Updated

A year ago, as endless images of the World Trade Center's destruction seared their minds, consumers stopped consuming, investors stopped investing and travelers stopped traveling, at least by plane.

Traders dumped stocks and scores of companies slashed thousands of jobs, and many predicted that the terror attacks would drive an already fragile world economy into a deep recession.

But a year after terrorists attacked the trade center, the Pentagon -- and by extension, the economy -- the impact has not proven to be nearly as deep or as lasting as was feared.

Massive injections of liquidity into financial markets and prompt interest rates cuts by central banks across the globe, bringing borrowing costs to their lowest for decades, helped the world's main economies avoid a prolonged slump.

The giant United States economy did flirt with recession, and worries still remain -- but the toll has proved disparate, inflicting the heaviest damage on sectors such as travel and tourism while leaving others unscathed. And it turns out events before and after have played a far larger role in shaping the economy than the attacks.

Moreover, as if to emphasize its resilience, the U.S. economy is poised to show the strongest growth of any of the world's leading economies this year although, in truth, it is not being offered much competition at the moment.

"I would say the impact has been less than we had initially thought in terms of economic contraction," said Gus Faucher, a senior economist with Economy.com, a research firm in West Chester, Pa. "It's a contributing factor to the weak economy, but it's not the primary factor."

Sizing up the impact of the attacks is complicated because the economy was already in a recession before last September. In the months since, it has been buffeted by other crises, including the collapse of Enron and a host of other corporate scandals, severe problems in the telecommunications industry, and the drop-off in the stock market.

"Economically, the stock market setback may have had more of an impact than the terrorist attacks because it shaved some $7 trillion from our wealth," said Sung Won Sohn, an economist with Wells Fargo and Co. in Minneapolis.
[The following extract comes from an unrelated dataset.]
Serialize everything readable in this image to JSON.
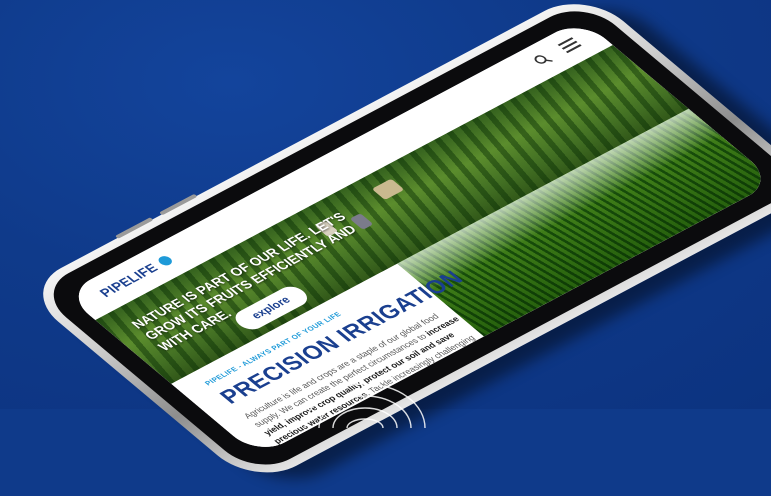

Some of the expectations that shaped economic forecasts immediately after the attacks, particularly fears of a long war in Afghanistan with heavy American casualties, did not come to pass, said Ross DeVol, director of regional studies for the Millken Institute in Santa Barbara, Calif.
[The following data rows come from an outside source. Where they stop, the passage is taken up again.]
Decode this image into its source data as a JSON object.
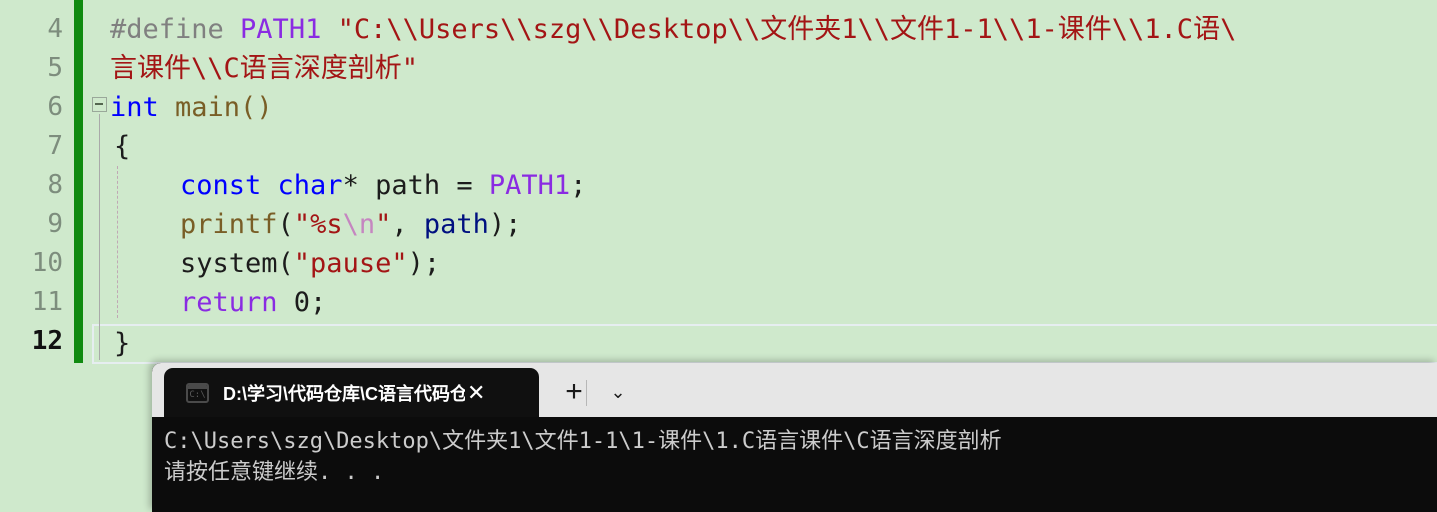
{
  "editor": {
    "background_color": "#cfe9cc",
    "change_marker_color": "#108a10",
    "line_numbers": [
      "4",
      "5",
      "6",
      "7",
      "8",
      "9",
      "10",
      "11",
      "12"
    ],
    "current_line_number": "12",
    "fold_icon": "fold-collapse-icon",
    "lines": [
      {
        "number": "4",
        "tokens": [
          {
            "text": "#define ",
            "kind": "preprocessor"
          },
          {
            "text": "PATH1 ",
            "kind": "macro-name"
          },
          {
            "text": "\"C:\\\\Users\\\\szg\\\\Desktop\\\\文件夹1\\\\文件1-1\\\\1-课件\\\\1.C语\\",
            "kind": "string"
          }
        ]
      },
      {
        "number": "5",
        "tokens": [
          {
            "text": "言课件\\\\C语言深度剖析\"",
            "kind": "string"
          }
        ]
      },
      {
        "number": "6",
        "tokens": [
          {
            "text": "int",
            "kind": "keyword"
          },
          {
            "text": " main()",
            "kind": "plain"
          }
        ]
      },
      {
        "number": "7",
        "tokens": [
          {
            "text": "{",
            "kind": "plain"
          }
        ]
      },
      {
        "number": "8",
        "tokens": [
          {
            "text": "const char",
            "kind": "keyword"
          },
          {
            "text": "* ",
            "kind": "plain"
          },
          {
            "text": "path",
            "kind": "plain"
          },
          {
            "text": " = ",
            "kind": "plain"
          },
          {
            "text": "PATH1",
            "kind": "macro-name"
          },
          {
            "text": ";",
            "kind": "plain"
          }
        ]
      },
      {
        "number": "9",
        "tokens": [
          {
            "text": "printf",
            "kind": "function"
          },
          {
            "text": "(",
            "kind": "plain"
          },
          {
            "text": "\"%s",
            "kind": "string"
          },
          {
            "text": "\\n",
            "kind": "escape"
          },
          {
            "text": "\"",
            "kind": "string"
          },
          {
            "text": ", ",
            "kind": "plain"
          },
          {
            "text": "path",
            "kind": "variable"
          },
          {
            "text": ");",
            "kind": "plain"
          }
        ]
      },
      {
        "number": "10",
        "tokens": [
          {
            "text": "system(",
            "kind": "plain"
          },
          {
            "text": "\"pause\"",
            "kind": "string"
          },
          {
            "text": ");",
            "kind": "plain"
          }
        ]
      },
      {
        "number": "11",
        "tokens": [
          {
            "text": "return",
            "kind": "keyword2"
          },
          {
            "text": " 0;",
            "kind": "plain"
          }
        ]
      },
      {
        "number": "12",
        "tokens": [
          {
            "text": "}",
            "kind": "plain"
          }
        ]
      }
    ]
  },
  "terminal": {
    "background_color": "#0c0c0c",
    "titlebar_color": "#e6e6e6",
    "tab": {
      "icon": "command-prompt-icon",
      "icon_label": "C:\\",
      "title": "D:\\学习\\代码仓库\\C语言代码仓",
      "close_label": "✕"
    },
    "new_tab_label": "+",
    "dropdown_label": "⌄",
    "output": [
      "C:\\Users\\szg\\Desktop\\文件夹1\\文件1-1\\1-课件\\1.C语言课件\\C语言深度剖析",
      "请按任意键继续. . ."
    ]
  }
}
The think tank early this year estimated the attacks would result in the elimination of 1.6 million jobs nationwide. But DeVol says now the number will probably be 1.2 million or less, most concentrated in industries like air travel and tourism, or in New York City.

The uneven impact means that assessments of the damage vary by vantage point.
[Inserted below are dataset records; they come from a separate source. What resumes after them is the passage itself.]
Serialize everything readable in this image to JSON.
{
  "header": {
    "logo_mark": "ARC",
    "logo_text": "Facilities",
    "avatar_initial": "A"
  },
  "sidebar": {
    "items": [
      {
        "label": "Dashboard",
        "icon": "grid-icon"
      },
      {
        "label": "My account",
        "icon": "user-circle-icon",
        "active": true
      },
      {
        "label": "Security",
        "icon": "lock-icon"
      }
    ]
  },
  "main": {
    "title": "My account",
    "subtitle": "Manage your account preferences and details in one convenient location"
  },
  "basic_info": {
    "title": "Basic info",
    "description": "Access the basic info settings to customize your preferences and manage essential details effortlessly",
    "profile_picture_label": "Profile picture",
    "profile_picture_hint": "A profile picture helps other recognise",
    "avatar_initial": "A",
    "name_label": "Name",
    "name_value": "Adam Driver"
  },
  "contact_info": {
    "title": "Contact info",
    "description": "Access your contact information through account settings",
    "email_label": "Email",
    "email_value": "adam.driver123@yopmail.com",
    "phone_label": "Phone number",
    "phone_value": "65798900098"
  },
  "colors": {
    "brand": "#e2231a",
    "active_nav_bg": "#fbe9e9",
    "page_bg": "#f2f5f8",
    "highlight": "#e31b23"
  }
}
"The attacks certainly accelerated the action," said Terry Mercer, a technical illustrator for Boeing Corp., who's been unable to find work since the aerospace giant eliminated his job and 5,000 others from its Wichita, Kan., operations. "But everybody's feeling was that it (some cuts) was going to be coming anyway. We didn't have a lot of work even before the attacks."

The landscape looks very different to home builder Bob Simmons of McLean, Va., who said he was prepared for the worst last fall -- but never had time to stop and wait for it.

"For me, it's almost like a recap of last August except we have about 10 percent more sales," said Simmons, who builds homes in the suburbs of Washington.

Economists say the healthy housing market shows how a variety of factors helped mitigate the damage of Sept. 11.

Consumers, told one of the best things they could for their nation was to shop, did just that. Record low interest rates kept families buying homes, and refinancing mortgages put cash in their pockets for other purchases. Detroit's zero-percent financing for new cars late last year captured consumers' attention. Government spending pumped additional money into the economy.

"Who knows what the psychology was, but (the attack) was not as big a blow as we were expecting," said Economy.com's Faucher. "People still went out to dinner, they still went out to the mall to buy things and things just held up better than expected."

The Associated Press contributed to this report.